- Born: January 23, 1932 New York City, U.S.
- Died: July 6, 2026 (aged 94) Huntsville, Alabama, U.S.
- Education: City College of New York (diploma); University of Oklahoma (MA);
- Known for: F-1 engine program manager, J-2 engine program manager, Lunar Roving Vehicle program manager
- Spouse: Angela Fiore ​(m. 1954)​
- Children: 4
- Awards: NASA Exceptional Service Medal (twice)

= Saverio "Sonny" Morea =

American aerospace engineer and aviator (1932–2026)

Saverio "Sonny" Morea (January 23, 1932 – July 6, 2026) was an American aerospace engineer, NASA employee and flight instructor. He managed the development of the F-1 and J-2 engines as well as the Lunar Roving Vehicle.

==Early life==
Morea was born and raised in Queens in what he has referred to as "very humble beginnings." He attended Brooklyn Technical High School, where he graduated in 1950 having completed the Aeronautical Engineering curriculum. While in high school, he worked every other weekend with his father for 13 dollars a day. He spent the money on flight lessons, earning his pilot's license by the time of his graduation.

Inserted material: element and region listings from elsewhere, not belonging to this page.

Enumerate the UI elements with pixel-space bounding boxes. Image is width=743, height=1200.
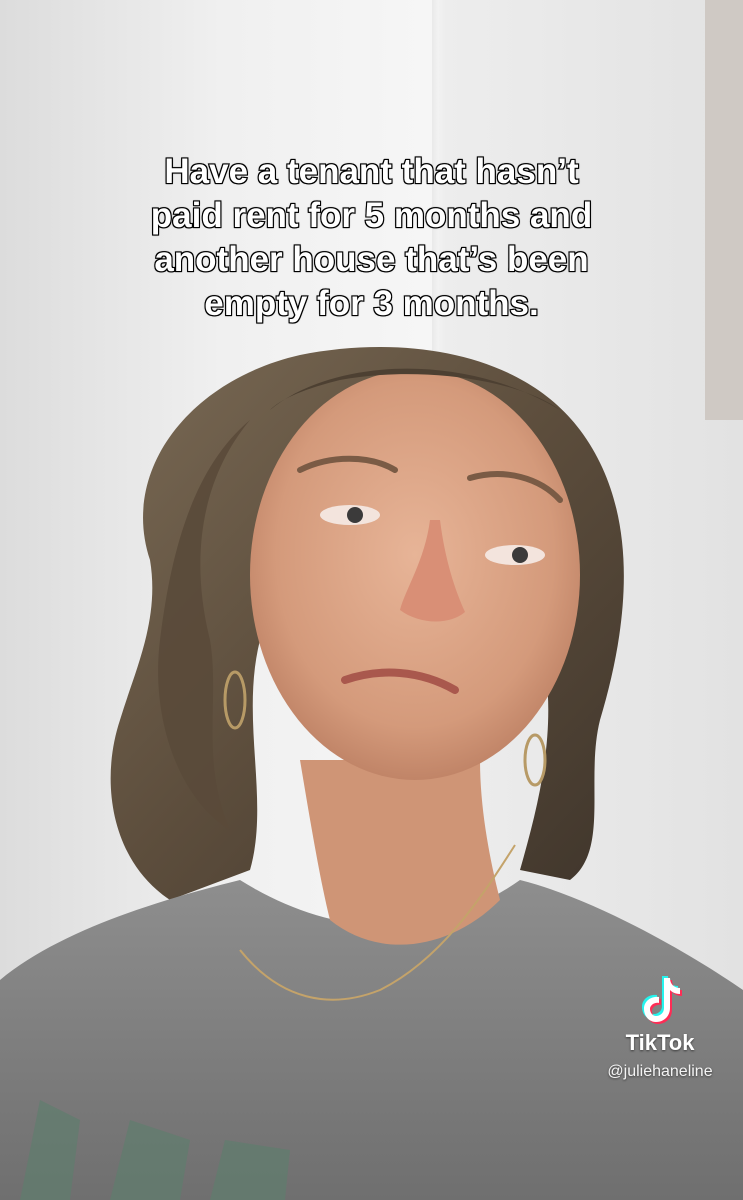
video-frame: Have a tenant that hasn’t paid rent for …	[0, 0, 743, 1200]
creator-handle: @juliehaneline	[607, 1063, 713, 1080]
tiktok-watermark: TikTok @juliehaneline	[580, 970, 740, 1090]
tiktok-brand-label: TikTok	[625, 1030, 695, 1055]
earring-right	[523, 733, 547, 787]
video-caption: Have a tenant that hasn’t paid rent for …	[90, 150, 653, 326]
caption-line: empty for 3 months.	[203, 283, 540, 324]
neck	[300, 760, 500, 945]
caption-line: paid rent for 5 months and	[150, 195, 594, 236]
caption-line: another house that’s been	[153, 239, 590, 280]
caption-line: Have a tenant that hasn’t	[163, 151, 579, 192]
tiktok-logo-icon	[642, 976, 682, 1024]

After high school, Morea attended the City College of New York, where he graduated with an engineering degree. He was also involved with the college's Army Reserve Officers' Training Corps (ROTC) program, through which he was commissioned as a second lieutenant. His first professional job was with North American Aviation in the Aerophysics Department. Morea worked on the SM-64 Navaho at North American, specifically in designing the rocket's wind tunnel aft body.

==Career==
===U.S. Army and civilian career===
In 1955, Morea was called to active duty. He was reassigned to the Ordnance Corps, training for several weeks at the Aberdeen Proving Ground before being ordered to report to Redstone Arsenal in Huntsville, Alabama. "I didn't even know where that was when I got the letter," Morea recounted. "I was confused. I had no idea what was going on down there and didn't know why they had picked me." At Redstone Arsenal, Morea worked under Dr. Wernher von Braun on the guidance and control systems of the PGM-11 Redstone ballistic missile. Morea's work involved servo mechanisms, which were not his area of expertise, and he considered his experience "more of a project management involvement rather than an engineering involvement." During this time he was promoted to first lieutenant by General John B. Medaris.

Morea's time in the ROTC ended in 1957, but he continued to live and work in Huntsville. Following the Redstone missile project, he moved to his engineering field of choice, rocket propulsion. He worked on the S-3D engine, used on the PGM-19 Jupiter and PGM-17 Thor ballistic missiles, and later its successor the H-1 engine, used on the Saturn I and Saturn IB rockets.

===MSFC career===
In July 1960, Morea and the rest of the "von Braun rocket team" transferred to NASA to join the newly created Marshall Space Flight Center. Morea was assigned as project manager of the F-1 engine program, overseeing a $1 billion budget. Morea called combustion instability, a major issue in the development of the F-1, "the biggest problem I ever had in my entire career." After the success of the F-1, he was made manager of the J-2 engine project following failures during a test flight. Under his oversight, the J-2 reached successful completion for crewed flights. From his success in managing the two engine projects, Wernher von Braun selected Morea as the project manager of the Lunar Roving Vehicle to be used in the Apollo program. The conditions for completing the project were strict: understanding of lunar travel conditions was limited at the time, and after signing a contractor, Morea's team had only 17 and a half months to design, build, and ship the final product. Despite budgetary issues three months into the project, the LRV was successfully completed and utilized in the Apollo 15, 16, and 17 missions. Morea retired from NASA in November 1990.

Morea received the NASA Exceptional Service Medal twice, once each for managing the F-1 and LRV projects respectively. On August 27, 2016, he was inducted into the Alabama Aviation Hall of Fame.

==Personal life and death==
Morea married Angela Fiore in 1954. The two had four children, named Gail, Lorraine, Domenic, and Patricia.

He received his private pilot licence in 1949 while a high school junior. He later received a commercial pilot licence, an instrument rating, a flight instructor rating, and a multiengine rating. Morea has achieved over 7,000 flight hours, 3,600 of which were spent as a flight instructor to more than 100 students.

Morea died on July 6, 2026, at the age of 94.